7 Eylül 2024Yine geç kalınmış bir yazıyı baştan kompoze edip yayınlayalım bakalım. Bu seferki konu başlıkları ülkemizde Instagram’ın kapatılması, bu krizin yönetimi, web ekonomisi ve topluluk yönetimi. Belki bu başlıklar daha farklı ya da başka biri daha başka tanımlar getirebilir ancak benim konuşmak istediğim ve eksikliğini gereğinden fazla gördüğüm konular bunlar.

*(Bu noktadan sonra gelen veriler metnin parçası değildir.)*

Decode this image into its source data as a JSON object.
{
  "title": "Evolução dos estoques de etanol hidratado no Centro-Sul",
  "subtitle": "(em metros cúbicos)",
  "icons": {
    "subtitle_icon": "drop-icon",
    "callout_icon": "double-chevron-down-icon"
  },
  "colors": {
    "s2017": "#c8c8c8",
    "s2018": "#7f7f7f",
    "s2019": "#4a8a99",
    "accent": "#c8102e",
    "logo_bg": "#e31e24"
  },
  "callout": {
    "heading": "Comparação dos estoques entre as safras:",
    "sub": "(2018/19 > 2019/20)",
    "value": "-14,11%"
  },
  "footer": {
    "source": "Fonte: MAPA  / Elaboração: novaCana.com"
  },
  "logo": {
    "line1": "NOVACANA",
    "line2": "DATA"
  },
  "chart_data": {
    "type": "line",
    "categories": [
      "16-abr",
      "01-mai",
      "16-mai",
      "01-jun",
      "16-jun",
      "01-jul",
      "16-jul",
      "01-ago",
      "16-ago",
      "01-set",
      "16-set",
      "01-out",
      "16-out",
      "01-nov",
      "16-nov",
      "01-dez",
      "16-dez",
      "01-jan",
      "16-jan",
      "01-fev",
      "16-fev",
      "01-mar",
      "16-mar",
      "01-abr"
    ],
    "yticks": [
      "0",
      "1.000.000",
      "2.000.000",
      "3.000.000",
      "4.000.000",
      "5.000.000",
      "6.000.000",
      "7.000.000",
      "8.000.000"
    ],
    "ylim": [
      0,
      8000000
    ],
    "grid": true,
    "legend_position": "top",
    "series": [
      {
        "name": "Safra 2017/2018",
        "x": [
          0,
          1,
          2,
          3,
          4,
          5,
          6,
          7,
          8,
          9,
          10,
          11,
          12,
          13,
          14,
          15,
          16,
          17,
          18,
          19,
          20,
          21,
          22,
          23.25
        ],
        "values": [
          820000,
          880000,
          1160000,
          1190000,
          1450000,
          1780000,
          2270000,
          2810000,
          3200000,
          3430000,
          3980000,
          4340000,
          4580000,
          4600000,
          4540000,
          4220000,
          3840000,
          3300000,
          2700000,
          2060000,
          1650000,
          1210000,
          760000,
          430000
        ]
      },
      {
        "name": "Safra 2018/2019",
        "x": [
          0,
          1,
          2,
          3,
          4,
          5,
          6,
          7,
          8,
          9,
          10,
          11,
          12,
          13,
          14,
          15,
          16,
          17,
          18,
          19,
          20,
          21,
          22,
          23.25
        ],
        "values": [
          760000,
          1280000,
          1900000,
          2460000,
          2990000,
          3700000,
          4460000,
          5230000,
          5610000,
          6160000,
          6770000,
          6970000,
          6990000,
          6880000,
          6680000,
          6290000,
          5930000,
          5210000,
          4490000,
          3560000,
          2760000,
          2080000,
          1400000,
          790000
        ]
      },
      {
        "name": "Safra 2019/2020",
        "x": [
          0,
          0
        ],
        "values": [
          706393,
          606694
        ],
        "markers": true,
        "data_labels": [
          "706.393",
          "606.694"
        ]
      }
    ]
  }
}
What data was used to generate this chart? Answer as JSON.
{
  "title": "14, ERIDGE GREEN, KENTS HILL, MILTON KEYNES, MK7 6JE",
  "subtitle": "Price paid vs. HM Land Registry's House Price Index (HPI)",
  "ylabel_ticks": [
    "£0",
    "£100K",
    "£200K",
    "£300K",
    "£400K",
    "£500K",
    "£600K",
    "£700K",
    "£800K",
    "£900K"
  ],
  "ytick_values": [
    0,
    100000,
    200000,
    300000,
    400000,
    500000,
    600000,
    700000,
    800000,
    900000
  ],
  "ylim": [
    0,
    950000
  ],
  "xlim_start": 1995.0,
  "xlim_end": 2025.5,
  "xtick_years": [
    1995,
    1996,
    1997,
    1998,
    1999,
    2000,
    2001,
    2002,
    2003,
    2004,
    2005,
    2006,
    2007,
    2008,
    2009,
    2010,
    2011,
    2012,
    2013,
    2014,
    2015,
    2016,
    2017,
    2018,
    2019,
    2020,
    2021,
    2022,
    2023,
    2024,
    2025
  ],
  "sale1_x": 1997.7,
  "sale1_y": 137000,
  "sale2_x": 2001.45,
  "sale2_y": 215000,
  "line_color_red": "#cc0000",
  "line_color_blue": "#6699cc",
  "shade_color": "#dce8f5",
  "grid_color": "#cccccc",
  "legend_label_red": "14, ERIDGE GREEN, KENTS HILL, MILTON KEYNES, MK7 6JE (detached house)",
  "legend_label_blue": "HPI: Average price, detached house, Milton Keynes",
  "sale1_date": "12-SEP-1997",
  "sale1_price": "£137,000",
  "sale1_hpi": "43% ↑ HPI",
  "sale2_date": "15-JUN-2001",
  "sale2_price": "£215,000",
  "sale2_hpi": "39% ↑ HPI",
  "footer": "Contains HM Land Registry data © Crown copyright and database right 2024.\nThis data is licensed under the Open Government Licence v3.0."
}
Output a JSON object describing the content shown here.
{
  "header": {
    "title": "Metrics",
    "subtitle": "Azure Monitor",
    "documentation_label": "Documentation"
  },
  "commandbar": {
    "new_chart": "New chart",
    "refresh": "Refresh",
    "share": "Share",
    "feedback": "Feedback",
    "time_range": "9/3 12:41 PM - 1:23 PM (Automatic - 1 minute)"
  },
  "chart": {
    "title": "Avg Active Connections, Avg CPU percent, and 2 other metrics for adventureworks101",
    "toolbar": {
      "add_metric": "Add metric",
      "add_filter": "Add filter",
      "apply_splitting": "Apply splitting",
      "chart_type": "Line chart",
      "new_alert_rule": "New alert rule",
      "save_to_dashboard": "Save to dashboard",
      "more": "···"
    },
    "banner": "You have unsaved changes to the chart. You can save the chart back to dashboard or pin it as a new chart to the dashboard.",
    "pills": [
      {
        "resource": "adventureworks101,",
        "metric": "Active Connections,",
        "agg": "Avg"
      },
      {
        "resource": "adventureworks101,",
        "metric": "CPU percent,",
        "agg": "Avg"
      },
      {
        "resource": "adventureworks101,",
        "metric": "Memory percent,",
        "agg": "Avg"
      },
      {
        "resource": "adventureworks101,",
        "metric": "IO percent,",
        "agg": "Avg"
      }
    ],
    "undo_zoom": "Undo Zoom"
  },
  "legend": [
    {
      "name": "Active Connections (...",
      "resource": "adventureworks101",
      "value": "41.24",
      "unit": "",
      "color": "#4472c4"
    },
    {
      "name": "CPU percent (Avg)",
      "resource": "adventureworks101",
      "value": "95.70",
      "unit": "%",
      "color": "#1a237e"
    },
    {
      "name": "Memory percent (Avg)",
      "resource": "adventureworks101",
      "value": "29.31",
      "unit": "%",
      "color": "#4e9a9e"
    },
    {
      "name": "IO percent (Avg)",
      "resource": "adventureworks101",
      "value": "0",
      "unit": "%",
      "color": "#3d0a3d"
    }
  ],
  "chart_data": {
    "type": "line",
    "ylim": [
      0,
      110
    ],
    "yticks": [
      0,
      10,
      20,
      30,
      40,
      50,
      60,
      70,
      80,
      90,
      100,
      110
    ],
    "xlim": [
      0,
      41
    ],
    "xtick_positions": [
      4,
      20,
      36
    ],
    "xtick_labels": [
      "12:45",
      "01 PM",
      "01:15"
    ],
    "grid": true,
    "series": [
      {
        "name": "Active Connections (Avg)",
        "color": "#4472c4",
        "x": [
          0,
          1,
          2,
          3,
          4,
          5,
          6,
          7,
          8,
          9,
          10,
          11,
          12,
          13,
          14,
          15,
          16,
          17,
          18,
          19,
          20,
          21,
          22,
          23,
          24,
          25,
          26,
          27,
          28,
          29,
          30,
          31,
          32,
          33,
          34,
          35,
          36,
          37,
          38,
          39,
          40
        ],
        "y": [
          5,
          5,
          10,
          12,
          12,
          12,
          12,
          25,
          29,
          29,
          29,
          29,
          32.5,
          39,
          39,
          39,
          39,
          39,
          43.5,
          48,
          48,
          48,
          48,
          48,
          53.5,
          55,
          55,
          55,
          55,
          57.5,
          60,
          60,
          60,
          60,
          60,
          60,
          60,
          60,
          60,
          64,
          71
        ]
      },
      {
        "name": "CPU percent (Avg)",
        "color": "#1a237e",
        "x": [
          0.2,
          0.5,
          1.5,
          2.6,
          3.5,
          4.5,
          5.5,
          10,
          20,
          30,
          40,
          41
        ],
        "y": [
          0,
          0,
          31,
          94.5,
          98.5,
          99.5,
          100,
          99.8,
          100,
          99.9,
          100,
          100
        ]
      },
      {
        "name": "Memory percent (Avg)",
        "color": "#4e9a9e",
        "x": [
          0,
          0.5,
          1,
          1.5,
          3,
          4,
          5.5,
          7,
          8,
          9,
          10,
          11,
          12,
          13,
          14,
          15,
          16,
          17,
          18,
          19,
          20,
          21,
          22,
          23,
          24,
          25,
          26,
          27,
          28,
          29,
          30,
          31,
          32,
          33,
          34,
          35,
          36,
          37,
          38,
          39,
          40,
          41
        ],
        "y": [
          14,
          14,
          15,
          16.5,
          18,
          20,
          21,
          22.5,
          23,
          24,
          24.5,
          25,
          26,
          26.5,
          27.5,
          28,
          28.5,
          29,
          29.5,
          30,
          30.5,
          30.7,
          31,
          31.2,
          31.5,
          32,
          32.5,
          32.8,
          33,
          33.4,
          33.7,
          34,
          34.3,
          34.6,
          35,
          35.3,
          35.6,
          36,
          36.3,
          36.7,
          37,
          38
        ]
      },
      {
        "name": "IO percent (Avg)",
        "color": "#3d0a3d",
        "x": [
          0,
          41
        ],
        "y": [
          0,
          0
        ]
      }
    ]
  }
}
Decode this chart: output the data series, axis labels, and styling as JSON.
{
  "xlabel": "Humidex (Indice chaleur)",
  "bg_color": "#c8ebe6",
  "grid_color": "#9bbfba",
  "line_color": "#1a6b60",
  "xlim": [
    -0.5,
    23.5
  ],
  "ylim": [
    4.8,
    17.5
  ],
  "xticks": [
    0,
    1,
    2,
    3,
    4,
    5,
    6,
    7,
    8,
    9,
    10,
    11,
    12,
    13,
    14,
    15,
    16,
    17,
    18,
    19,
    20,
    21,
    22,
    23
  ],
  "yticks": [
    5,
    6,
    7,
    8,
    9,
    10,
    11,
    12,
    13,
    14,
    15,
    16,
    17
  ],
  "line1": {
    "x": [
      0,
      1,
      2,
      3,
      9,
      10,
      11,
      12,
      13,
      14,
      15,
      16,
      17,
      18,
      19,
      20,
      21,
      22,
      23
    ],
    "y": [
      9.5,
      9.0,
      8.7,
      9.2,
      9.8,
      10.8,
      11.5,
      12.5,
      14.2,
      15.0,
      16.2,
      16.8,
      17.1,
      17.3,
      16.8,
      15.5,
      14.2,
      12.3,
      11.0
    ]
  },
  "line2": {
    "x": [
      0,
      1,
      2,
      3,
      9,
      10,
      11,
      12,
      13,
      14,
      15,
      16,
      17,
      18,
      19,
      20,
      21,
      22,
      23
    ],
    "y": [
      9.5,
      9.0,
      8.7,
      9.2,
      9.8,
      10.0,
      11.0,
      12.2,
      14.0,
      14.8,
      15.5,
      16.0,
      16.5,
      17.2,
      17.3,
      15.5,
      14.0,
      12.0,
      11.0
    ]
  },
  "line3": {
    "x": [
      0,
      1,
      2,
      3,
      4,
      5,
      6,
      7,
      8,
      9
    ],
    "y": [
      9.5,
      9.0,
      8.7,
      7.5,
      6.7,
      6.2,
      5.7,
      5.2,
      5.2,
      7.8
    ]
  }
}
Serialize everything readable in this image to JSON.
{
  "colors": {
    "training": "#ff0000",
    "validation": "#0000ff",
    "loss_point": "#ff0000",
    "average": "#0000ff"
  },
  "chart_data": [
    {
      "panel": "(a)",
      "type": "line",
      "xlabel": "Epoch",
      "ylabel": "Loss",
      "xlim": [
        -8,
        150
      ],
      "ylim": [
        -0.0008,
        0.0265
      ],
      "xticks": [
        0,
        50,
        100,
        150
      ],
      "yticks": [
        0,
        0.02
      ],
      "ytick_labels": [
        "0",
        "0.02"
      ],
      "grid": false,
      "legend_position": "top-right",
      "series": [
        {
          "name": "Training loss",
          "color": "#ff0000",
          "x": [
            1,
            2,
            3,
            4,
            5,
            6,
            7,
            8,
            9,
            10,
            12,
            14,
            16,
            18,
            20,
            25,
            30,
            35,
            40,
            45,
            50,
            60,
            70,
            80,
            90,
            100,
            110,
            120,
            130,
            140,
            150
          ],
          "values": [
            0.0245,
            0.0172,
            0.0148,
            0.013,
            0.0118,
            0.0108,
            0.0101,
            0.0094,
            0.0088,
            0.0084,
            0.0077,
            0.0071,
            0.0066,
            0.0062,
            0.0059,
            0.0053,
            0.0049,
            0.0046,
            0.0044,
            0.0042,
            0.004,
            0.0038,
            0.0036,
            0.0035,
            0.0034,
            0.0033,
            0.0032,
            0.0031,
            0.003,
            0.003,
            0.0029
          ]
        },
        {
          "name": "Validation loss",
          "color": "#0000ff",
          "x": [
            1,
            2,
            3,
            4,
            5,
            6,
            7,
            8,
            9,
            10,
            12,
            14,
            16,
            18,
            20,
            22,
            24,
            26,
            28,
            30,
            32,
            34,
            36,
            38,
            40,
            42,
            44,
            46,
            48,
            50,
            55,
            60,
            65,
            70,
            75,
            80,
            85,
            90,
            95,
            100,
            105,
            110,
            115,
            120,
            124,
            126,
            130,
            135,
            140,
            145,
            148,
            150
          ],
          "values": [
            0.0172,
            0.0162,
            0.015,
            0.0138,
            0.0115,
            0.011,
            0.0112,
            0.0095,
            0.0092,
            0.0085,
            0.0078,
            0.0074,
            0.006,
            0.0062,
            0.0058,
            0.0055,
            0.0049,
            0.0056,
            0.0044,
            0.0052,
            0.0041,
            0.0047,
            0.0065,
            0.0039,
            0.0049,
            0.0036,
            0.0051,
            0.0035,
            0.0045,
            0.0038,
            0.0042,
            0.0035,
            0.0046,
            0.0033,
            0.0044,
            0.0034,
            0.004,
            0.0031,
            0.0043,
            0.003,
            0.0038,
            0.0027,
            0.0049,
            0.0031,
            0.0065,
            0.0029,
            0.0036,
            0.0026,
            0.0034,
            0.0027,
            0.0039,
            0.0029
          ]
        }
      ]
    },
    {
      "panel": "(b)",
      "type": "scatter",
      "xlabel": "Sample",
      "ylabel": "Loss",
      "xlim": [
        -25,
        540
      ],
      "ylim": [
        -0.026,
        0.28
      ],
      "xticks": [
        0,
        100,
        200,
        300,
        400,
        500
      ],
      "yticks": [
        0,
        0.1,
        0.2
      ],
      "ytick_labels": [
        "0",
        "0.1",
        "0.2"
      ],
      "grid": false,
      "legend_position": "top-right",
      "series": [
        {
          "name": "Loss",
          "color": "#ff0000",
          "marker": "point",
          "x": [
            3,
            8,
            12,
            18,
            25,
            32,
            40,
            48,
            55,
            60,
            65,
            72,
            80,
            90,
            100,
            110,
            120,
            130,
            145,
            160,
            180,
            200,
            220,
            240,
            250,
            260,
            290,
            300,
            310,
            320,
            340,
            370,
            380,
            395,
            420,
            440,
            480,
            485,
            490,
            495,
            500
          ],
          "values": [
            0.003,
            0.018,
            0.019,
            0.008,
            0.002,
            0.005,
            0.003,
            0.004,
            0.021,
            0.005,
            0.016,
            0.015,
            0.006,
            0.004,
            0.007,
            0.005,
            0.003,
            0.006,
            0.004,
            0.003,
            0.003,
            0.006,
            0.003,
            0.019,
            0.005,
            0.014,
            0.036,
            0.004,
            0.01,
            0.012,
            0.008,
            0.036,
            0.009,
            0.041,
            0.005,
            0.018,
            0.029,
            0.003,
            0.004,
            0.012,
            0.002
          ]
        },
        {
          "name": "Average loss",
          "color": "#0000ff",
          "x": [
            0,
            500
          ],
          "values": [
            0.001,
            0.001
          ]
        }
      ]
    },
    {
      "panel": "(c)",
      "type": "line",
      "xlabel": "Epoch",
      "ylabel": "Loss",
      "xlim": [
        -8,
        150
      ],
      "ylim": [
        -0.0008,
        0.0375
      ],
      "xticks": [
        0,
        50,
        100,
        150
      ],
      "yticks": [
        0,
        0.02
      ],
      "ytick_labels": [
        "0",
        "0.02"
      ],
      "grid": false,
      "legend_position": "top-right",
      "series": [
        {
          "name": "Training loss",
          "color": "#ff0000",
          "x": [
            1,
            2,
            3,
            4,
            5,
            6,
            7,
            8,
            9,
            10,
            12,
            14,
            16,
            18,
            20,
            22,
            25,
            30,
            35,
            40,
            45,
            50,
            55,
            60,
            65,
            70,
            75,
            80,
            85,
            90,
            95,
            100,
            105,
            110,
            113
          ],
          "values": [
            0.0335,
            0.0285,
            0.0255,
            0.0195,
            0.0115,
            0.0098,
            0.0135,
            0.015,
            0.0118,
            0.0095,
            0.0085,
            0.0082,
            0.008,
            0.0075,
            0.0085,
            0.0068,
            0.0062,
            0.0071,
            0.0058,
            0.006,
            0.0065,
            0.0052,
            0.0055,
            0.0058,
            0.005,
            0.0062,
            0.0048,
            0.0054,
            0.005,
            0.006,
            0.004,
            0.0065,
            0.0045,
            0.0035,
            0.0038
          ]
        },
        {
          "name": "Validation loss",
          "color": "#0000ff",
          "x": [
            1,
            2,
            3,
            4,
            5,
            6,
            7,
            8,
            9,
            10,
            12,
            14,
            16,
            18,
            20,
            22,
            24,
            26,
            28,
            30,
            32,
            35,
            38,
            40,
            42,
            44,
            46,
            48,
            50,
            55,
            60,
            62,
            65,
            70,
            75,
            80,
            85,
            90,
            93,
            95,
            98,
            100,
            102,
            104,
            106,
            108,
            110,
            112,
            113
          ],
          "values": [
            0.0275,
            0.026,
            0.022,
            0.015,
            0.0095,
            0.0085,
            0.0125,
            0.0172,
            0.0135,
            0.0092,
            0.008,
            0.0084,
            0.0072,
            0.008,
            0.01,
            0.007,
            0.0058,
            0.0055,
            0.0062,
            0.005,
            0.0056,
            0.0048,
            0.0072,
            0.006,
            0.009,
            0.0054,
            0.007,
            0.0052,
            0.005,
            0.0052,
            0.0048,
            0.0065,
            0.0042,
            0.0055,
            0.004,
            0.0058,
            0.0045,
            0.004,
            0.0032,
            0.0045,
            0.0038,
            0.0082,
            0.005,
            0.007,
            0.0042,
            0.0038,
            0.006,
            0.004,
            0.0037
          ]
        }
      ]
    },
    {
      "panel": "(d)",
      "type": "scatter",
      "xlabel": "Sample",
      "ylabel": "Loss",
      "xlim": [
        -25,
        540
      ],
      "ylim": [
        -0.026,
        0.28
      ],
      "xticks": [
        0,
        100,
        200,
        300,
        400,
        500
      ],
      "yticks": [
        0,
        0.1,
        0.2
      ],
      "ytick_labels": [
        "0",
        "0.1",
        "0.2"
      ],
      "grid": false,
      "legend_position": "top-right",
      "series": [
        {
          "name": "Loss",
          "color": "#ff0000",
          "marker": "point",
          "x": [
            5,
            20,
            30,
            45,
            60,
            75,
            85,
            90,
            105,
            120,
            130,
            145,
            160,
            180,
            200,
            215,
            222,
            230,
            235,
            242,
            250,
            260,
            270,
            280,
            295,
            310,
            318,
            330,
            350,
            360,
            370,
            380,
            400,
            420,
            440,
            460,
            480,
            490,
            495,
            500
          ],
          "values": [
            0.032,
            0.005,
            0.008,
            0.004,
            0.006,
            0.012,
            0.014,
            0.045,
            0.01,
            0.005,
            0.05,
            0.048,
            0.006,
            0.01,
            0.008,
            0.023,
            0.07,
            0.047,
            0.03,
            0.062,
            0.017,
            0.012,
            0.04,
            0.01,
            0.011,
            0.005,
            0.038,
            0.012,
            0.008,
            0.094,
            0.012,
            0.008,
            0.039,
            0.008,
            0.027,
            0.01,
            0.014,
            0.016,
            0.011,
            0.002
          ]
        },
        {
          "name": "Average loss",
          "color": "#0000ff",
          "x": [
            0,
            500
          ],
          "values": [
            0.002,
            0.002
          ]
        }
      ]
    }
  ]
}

Haber akışını olabildiğince minimal ve rastlantısal takip etmekteyim. Bu yüzden bahsedeceğim konularda belki endişelerimi ve gördüğüm eksiklikleri gideren adımlar atılmış olabilir ancak bu minimal haber akışımdaki çok koyu idealist insanları bu çözümler ya da eksiklikler tatmin etmiş sayılmaz. Bu sebeple Instagram’ın kapatıldığı ve kapalı kaldığı süre boyunca gözlemlediğim krizin yönetimi tam bir kaos ortamı oluşturdu. Bu noktada da merak ettiğim fakat merakımı gideremediğim bir sorular var; basit bir hikaye ile bu kaos çözülebilecekken neden kaosun büyümesine izin verdiler, yani bu kaos kime ve nasıl yaradı?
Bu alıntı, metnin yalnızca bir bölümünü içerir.